Desde aí esta frase nunca mais me deixou de ecoar na cabeça. O busílis, de facto, da questão é a organização, a que permite unir pessoas num projecto, dar-lhes continuidade, preservar a memória e a história, mobilizando para a acção. Este é um velho tema: como anarquistas, trata-se sobretudo de unir para a acção e organizar as tarefas e as actividades, mais do que as pessoas; outros dirão que não, que a existência de uma organização permanente fomenta as lutas e é ela própria uma dinamizadora da consciencialização dos militantes. Este é um debate antigo, tão antigo quanto o anarquismo e que apenas conseguiu ser superado na fase em que o anarco-sindicalismo e as suas organizações operárias, de base sindical, foram pujantes. Hoje, os movimentos libertários, regra geral, vivem atomizados, em lutas parcelares.

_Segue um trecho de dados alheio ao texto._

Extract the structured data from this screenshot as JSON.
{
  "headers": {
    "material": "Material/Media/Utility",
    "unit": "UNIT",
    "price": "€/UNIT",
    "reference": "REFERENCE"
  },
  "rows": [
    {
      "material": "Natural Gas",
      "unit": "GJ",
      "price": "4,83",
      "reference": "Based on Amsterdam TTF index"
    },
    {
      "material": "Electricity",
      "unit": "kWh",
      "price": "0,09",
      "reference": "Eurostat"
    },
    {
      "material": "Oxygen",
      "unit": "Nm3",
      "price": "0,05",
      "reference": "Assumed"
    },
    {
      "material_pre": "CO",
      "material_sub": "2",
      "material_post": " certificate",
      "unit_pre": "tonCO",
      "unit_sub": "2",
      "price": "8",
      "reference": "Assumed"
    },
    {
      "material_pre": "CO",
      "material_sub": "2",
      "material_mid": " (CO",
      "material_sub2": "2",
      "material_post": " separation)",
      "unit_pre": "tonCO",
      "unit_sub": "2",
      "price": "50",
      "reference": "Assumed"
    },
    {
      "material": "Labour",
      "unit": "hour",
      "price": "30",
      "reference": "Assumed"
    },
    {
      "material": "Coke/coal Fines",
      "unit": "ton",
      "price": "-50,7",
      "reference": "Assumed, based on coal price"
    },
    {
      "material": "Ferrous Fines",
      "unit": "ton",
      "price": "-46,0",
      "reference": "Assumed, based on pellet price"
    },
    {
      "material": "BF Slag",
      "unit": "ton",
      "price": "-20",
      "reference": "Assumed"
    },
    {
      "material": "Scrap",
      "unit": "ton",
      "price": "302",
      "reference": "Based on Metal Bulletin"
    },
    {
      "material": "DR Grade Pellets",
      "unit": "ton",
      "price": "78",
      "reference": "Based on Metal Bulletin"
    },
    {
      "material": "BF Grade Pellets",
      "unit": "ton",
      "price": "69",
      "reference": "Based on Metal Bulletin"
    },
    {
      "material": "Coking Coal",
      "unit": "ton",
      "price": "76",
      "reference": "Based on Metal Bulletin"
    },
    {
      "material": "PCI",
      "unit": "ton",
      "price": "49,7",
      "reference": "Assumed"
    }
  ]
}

Retomamos, por serem actuais e terem influenciado grandemente o anarquismo europeu face às propostas anarquistas oriundas de militantes que viveram e lutaram na Revolução Russa (onde a falta de uma organização anarquista forte foi muitas vezes apontada como a causa para a vitória bolchevique contra os trabalhadores), um artigo escrito na altura por Errico Malatesta onde refuta tais teses. Publicamos também o link para a “Plataforma de organização da União geral dos Anarquistas (Projeto)” a que Malatesta se refere.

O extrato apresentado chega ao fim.